Richie McCaffery enjoys a poetry festschrift put together for the 80th birthday of poet, critic and publisher John Lucas

Strike up the Band: Poems for John Lucas at 80
ed. Merryn Williams 
Plas Gwyn Books
ISBN 978-0-9533952-1-7
£10.00


I hope I’m not doing the contributors to this bumper anthology of poems for John Lucas on the occasion of his 80th birthday a disservice by beginning my review with a focus on the recipient / subject of this book. He needs to be mentioned first and no doubt he will be well-known to all who read this as the founder and editor of Shoestring Press. But he is also a writer, poet, academic, and, for my money, one of the most authoritative poetry critics alive. He has no time for prevailing trends or tastes and seems to be one of the few who can judge a poem independently without recourse to the poet’s backstory, biography and hype. He takes risks as a publisher that need to be taken. For instance, he is one of the few UK publishers willing to bring out translations of Dutch and Flemish poets, as Donald Gardner’s translations of the poems of Remco Campert show.

In the ‘Acknowledgements’ we are told that this book was assembled entirely via email because it was a way of ensuring the project’s secrecy, as Lucas himself shuns the internet. I’m something of a Luddite myself and really value pen and paper correspondence and I keep a folder full of letters I’ve been sent. One of the most treasured of these is a handwritten letter from John Lucas thanking me for a review I’d written of a Shoestring book and also expressing his admiration for my first collection Cairn. That is all the validation I need as both a poet and a reviewer and when I’m feeling down that letter is sure to pick me up again. If you’ll excuse this rather self-indulgent digression, what I’m trying to say is it does not surprise me, then, that so many poets would be keen to pay tribute to Lucas in this way, with an offering of poems. The book is steeped in the goodwill that Lucas himself both preaches and practices.
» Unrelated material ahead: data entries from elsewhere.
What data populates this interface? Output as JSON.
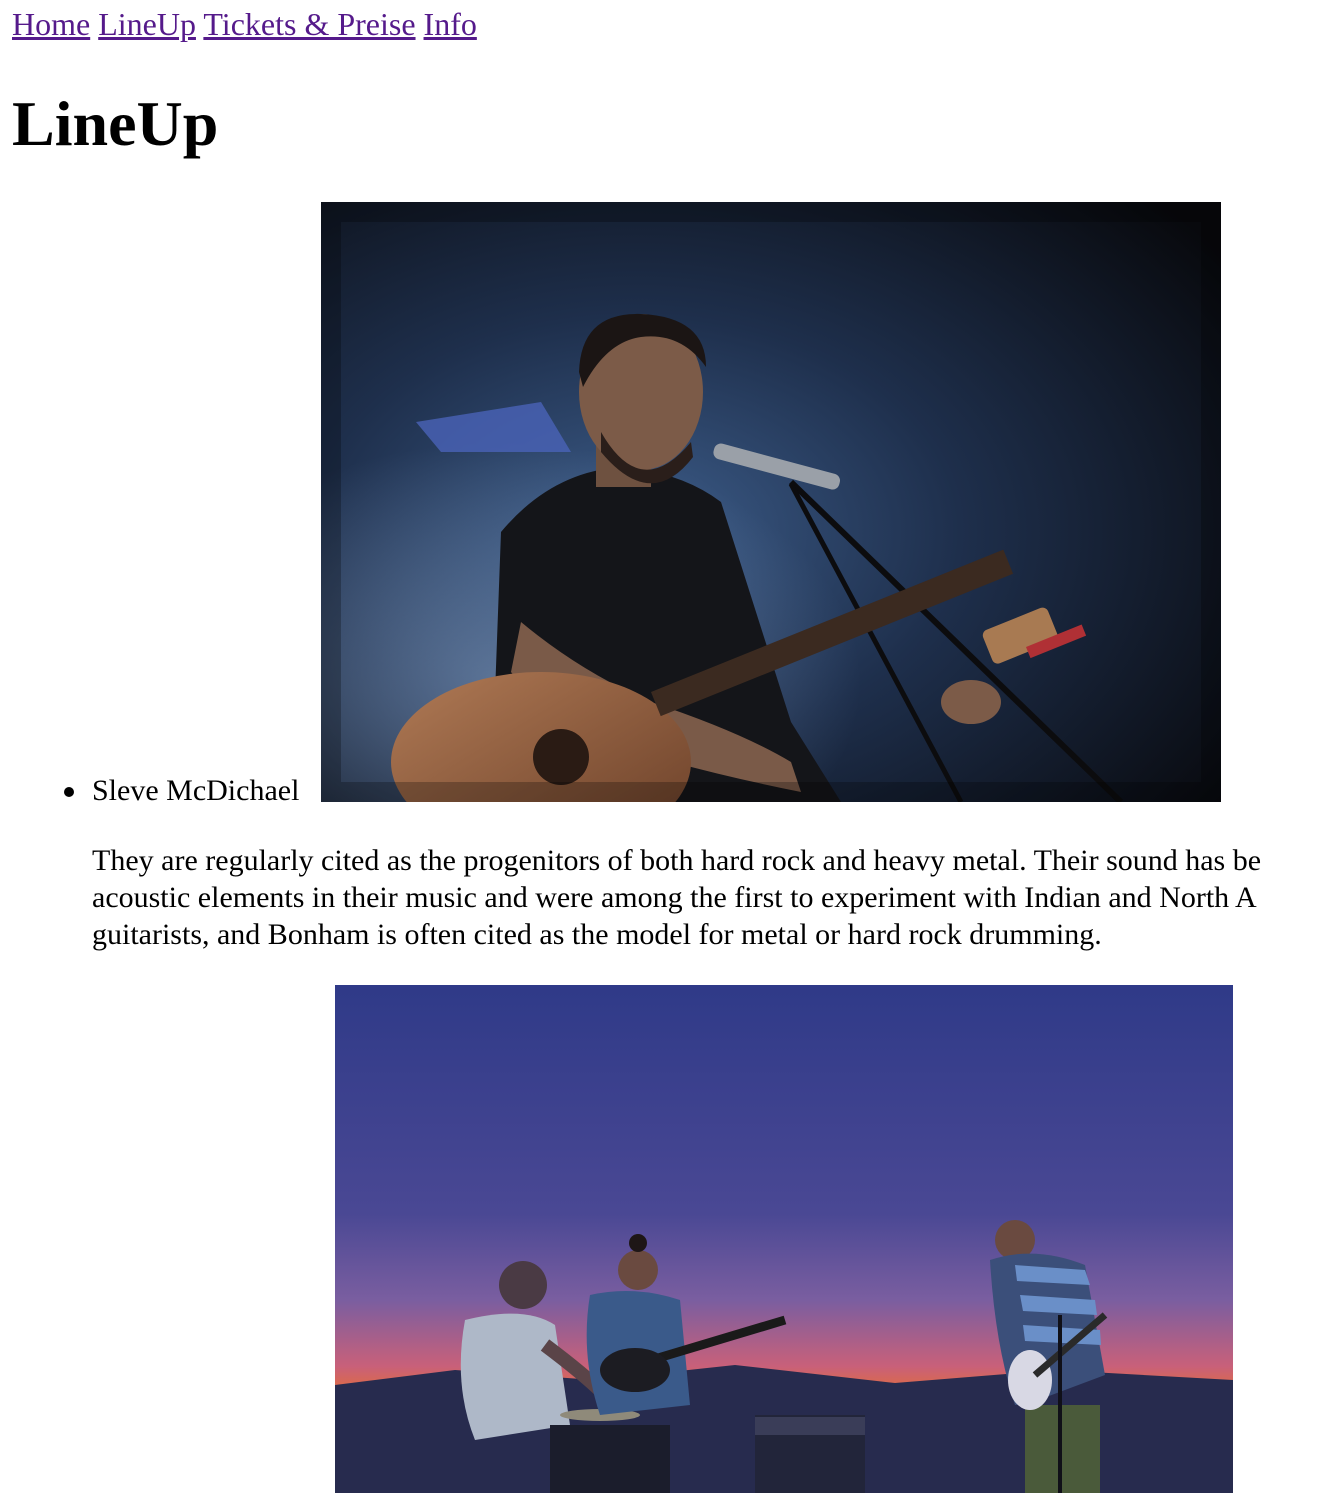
{
  "nav": {
    "links": [
      "Home",
      "LineUp",
      "Tickets & Preise",
      "Info"
    ]
  },
  "page": {
    "title": "LineUp"
  },
  "lineup": {
    "items": [
      {
        "name": "Sleve McDichael",
        "photo": "acoustic guitarist singing into microphone on stage with blue light",
        "bio_lines": [
          "They are regularly cited as the progenitors of both hard rock and heavy metal. Their sound has be",
          "acoustic elements in their music and were among the first to experiment with Indian and North A",
          "guitarists, and Bonham is often cited as the model for metal or hard rock drumming."
        ]
      },
      {
        "photo": "band of three playing outdoors at sunset with drums and guitars"
      }
    ]
  },
  "colors": {
    "link_visited": "#551a8b",
    "stage_blue": "#1c2a44",
    "sunset_orange": "#e0662a",
    "sky_purple": "#3b3f8a"
  },
  "icons": {
    "list_marker": "bullet-icon"
  }
}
The anthology is limited to existing poets from the Shoestring stable, but I think the parameters could have been extended more widely very easily. That said, there are a wealth of outstanding poets here already and at the risk of invidiously naming names: Ruth Bidgood, M. R. Peacocke, Helena Nelson, Matthew Sweeney, Toon Tellegen et al. Reading the poems in one sitting is enough to show that there are two types of poem written in these situations – the occasional poem written directly to order and explicitly about the subject and poems not on theme but submitted out of respect and as a gift by the poet. That is to say, poems that only belong in the context of the book itself and others that could have a life outside of its pages. However, Helena Nelson’s poem ‘Pickle’ seems to me to strike an admirable middle-ground – it is a poem that stands up on its own but also speaks to Lucas as an editor and arbiter of poetry. Nelson is saying that perhaps we should not spend so much time prospecting on which poet will turn out good in the end and which one will fade out:

I have all the latest significant poets
pickled, seasoned and clearly ordered.
[…]
It is, of course, for the reader to gauge
which of them will just seep in pickle juice,
which will improve with age.

For me, the most memorable poems here are the ones that try to say something about the craft of poetry, like Nelson’s above, or M. R. Peacocke’s ‘Sleights of Craft’ where we are told that poems are interested in aesthetic truth, but they might reach that truth via some rather underhand and cunning practices:

But poems cheat: delight in sharp practice;
slough off expectation; leaving a skin
of metrical order, flip from your desk
in a riddling jacket, take a parlour
by roofs and alleys where you’d miss your step,
mark their escape with unique pungencies,
scoot for the wilderness, spring traps, set more.

There are too many poems to mention and the reader is best picking up a copy of the book to see for themselves. I found that after reading Strike up the Band that I was left with a sense of the polyphony and solidarity of this band – all the singers and musicians playing together and in harmony for the sake of a great cause. Merryn Williams, the editor of this anthology, also contributes a poem ‘The Menshevik’ which is a poem that really stood out for me. It seems to be saying something powerful about writing, and by extension, poetry. It is about an old lodger who had written some obscure political pamphlet Down with the Death Penalty many years ago but is now living in obscurity and borderline poverty. The poem ends with this startling image and concept:

I was young then and now am old, but be
limps into memory, odd times, then fades out,
leaves just these words, It’s sometimes best to be
in history’s dustbin, a Minority.

This stanza reminds me strongly of a poem by Tomas Tranströmer that I can only distantly remember and I’ve forgotten the title. In it the speaker goes down into the crypt of an old church and sees dirty plaques on the walls commemorating the various dead organists who had served the church. The speaker comes to the realisation that they brought music to their lives and left the world a better place, but they are lucky because they are forgotten by history, their impact is anonymous. Perhaps I’m just groping towards trying to say that John Lucas and his Shoestring poets who have contributed to this book remind us that we need to put our egos to the side and simply serve the poem, as that is what truly matters. I hope I’m not too late in joining these poets to wish John Lucas a very happy 80th birthday indeed.